Глаза Тани наполнились слезами. И без того огромные, серо-голубые, за водяной линзой они стали щемяще трогательными. Такие глаза и крокодила могут заставить пасть захлопнуть.
– Ложись, я тебя посмотрю, – велела доктор. – И не хлюпать! Утри нос.
Она достала из кармана сантиметр и измерила живот вдоль тела и поперек. Верных двадцать шесть – двадцать восемь недель. Уже кое-что. Послушала сердцебиение плода – в норме. Потом послушала сердце самой Тани. Это не ритмы! Это дробь пьяного барабанщика.
– Анна Еремеевна! Я очень-очень ребеночка хочу!
– Знаю, не мешай, замолкни.
Доктор тряхнула ладонями, будто сбрасывала с них мусор, потерла их друг о дружку. Затем, чуть растопырив пальцы, медленно провела руками по лежащей Тане – от головы до пяток.

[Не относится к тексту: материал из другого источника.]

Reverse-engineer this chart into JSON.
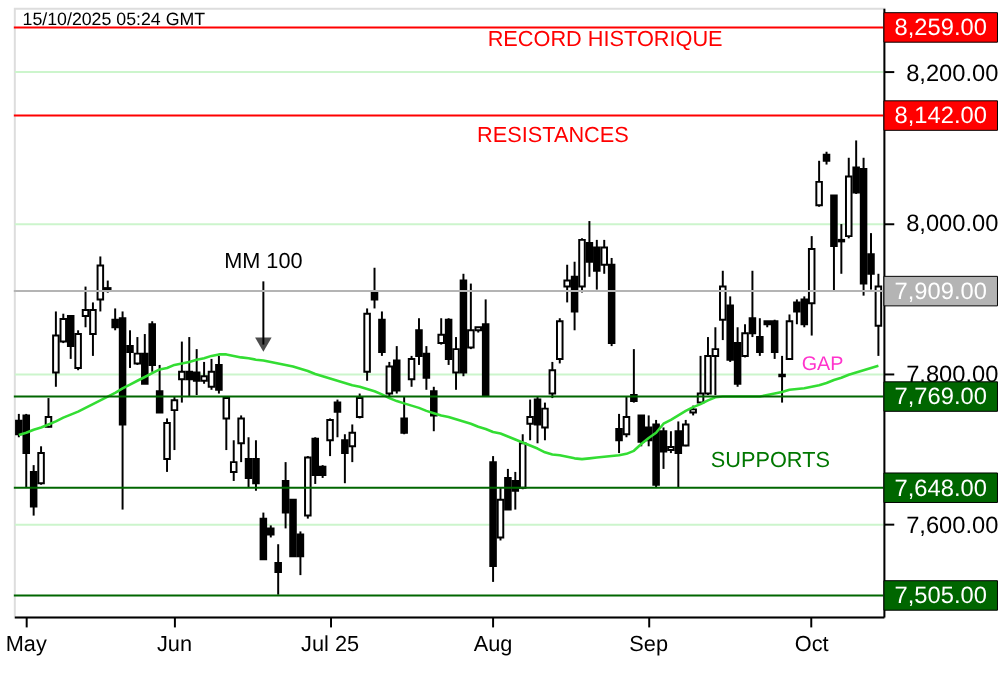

Выпрямилась, строго и хмуро произнесла:
– Сегодня тебя подготовят, а завтра мы сделаем операцию.
И вышла из палаты.
Нюране передался от бабушки и матери дар – предчувствовать выздоровление или смерть. Нюраня этот дар ненавидела. Она жила в век материализма, была человеком науки. Ее задача как коммунистки и прогрессивного врача заключалась в борьбе с мракобесием – приметами, вредными «народными» рецептами и прочей отсталостью. Предчувствия объяснить научно невозможно, поэтому они вредны и пагубны, следует их давить. Но давить не всегда получалось, ведь это как ручей руками перегородить. Мать Нюрани, когда ту звали больного посмотреть, если предчувствовала смерть человека, крестилась и старалась поскорей уйти: «Бог поможет». Нюраня, напротив, если вспыхнет внутри «не жилец» – утраивала силы по спасению пациента. И несколько раз ей почти удалось добиться успеха.
С Миленькой она впервые сознательно пошла на «магнетическую диагностику», поэтому злилась на себя, не хотела, чтобы пациентка увидела ее хмурое лицо, спешно покинула палату. Между тем внутренний голос заверил в благоприятном исходе. Это был даже не голос, а вспыхнувшее в мозгу знание-утверждение. Будь голос, то он, наверное, прохрипел бы как больничный сторож дед Кондрат: «Не дрейфь, кошелка, разродисси!» Дед Кондрат рожениц, привозимых ночью, именно так приветствовал, а всех женщин называл почему-то кошелками.
Однако быстрый уход доктора не остался незамеченным. Примчалась санитарка:
– Анна Еремеевна! Так Миленькая ревет, убивается – страсть!
Нюраня мысленно чертыхнулась и поспешила в палату.
Таня лежала на боку, скрючившись, обхватив живот, точно это был бесценный клад, который варнаки отнять хотят. И плакала не «страсть», а жалобно скулила.
– Что происходит?! – рявкнула Анна Еремеевна.
– Ба-ба-бабы говорят, – заикалась Миленькая, – что вы ребеночка на куски порежете и вы-вы-вытащите…
– А они не говорят, – развернулась Нюраня и гневно уставилась на лежащих на кроватях четверых других пациенток, которые мгновенно натянули одеяла на головы, – что я потом его зажарю и съем? Не говорят? – повторила она вопрос Миленькой.